Jedem Regime seine Propagandafilme

Die Nazis hatten ihre, die SED-Diktatur hatte welche, warum sollte das Merkel-Regime nicht auch seine Propagandafilme haben?

Auf YouTube wurde mir als Werbung heute ein Film namens »Contra« vorgestellt, in dem sich ein Professor, der von dem mir eigentlich nicht ungeschätzten Christoph Maria Herbst gespielt wird, vor allen Studenten gegenüber einer arabischen Studentin (und vermutlich Neubürgerin) »rassistisch« äußert und wegen des folgenden Shitstorms vom Rektor verdonnert wird, als Wiedergutmachung eben diese Studentin auf einen Debattenwettstreit vorzubereiten. Das »rassistisch« habe ich in Anführungszeichen geschrieben, weil zumindest in dem gezeigten Ausschnitt der Professor sie zwar ziemlich niedermacht, ich darin nicht wirklich Rassismus erkennen mag – vielleicht reicht aber heute schon der Hinweis auf die deutsche Pünktlichkeit aus, die Schneeflöckchen zu triggern?

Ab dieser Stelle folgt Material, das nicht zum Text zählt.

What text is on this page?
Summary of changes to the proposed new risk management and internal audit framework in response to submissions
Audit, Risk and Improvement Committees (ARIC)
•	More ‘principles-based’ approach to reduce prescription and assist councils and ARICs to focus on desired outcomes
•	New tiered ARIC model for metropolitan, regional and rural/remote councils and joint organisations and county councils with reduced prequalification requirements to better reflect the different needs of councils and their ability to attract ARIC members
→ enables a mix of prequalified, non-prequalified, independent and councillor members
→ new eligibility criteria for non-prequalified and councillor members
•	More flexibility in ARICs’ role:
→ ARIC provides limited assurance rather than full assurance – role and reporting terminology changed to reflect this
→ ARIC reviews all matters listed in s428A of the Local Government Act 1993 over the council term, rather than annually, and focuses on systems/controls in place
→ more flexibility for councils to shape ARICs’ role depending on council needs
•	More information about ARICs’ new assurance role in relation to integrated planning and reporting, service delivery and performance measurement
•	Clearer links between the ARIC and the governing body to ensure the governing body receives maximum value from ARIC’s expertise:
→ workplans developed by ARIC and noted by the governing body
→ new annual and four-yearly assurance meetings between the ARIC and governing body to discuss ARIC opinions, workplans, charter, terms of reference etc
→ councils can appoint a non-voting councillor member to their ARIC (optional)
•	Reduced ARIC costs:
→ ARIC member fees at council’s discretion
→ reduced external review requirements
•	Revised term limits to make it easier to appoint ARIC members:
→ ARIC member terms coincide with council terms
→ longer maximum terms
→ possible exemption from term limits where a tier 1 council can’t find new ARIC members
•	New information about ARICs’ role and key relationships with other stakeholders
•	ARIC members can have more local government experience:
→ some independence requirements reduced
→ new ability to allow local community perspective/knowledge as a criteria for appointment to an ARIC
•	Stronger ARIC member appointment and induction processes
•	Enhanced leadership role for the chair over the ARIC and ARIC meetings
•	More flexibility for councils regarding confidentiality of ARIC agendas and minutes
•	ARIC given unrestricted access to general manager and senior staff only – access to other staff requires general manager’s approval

Davon abgesehen, daß Pünktlichkeit der Studenten schon zu meiner Studienzeit kein Thema war, mir Debattenwettstreite nur aus dem anglikanischen Raum bekannt sind und somit der Aufhänger schon gekünstelt ist, legen die weiteren Ausschnitte nahe, daß hier diverse Stereotypen und Klischees aus linker Perspektive bedient werden und der Film zum politisch korrekten Ende kommen wird. Damit wird er sich sicherlich auch für das Absahnen diverser staatlicher Fördergelder qualifizieren. Genug linke Hirnwäsche auf jeden Fall, daß ich mir solch einen Film nicht anschauen würde, nicht einmal kostenlos, auch wenn C. M. Herbst in der Regel eine gewisse Komik verspricht.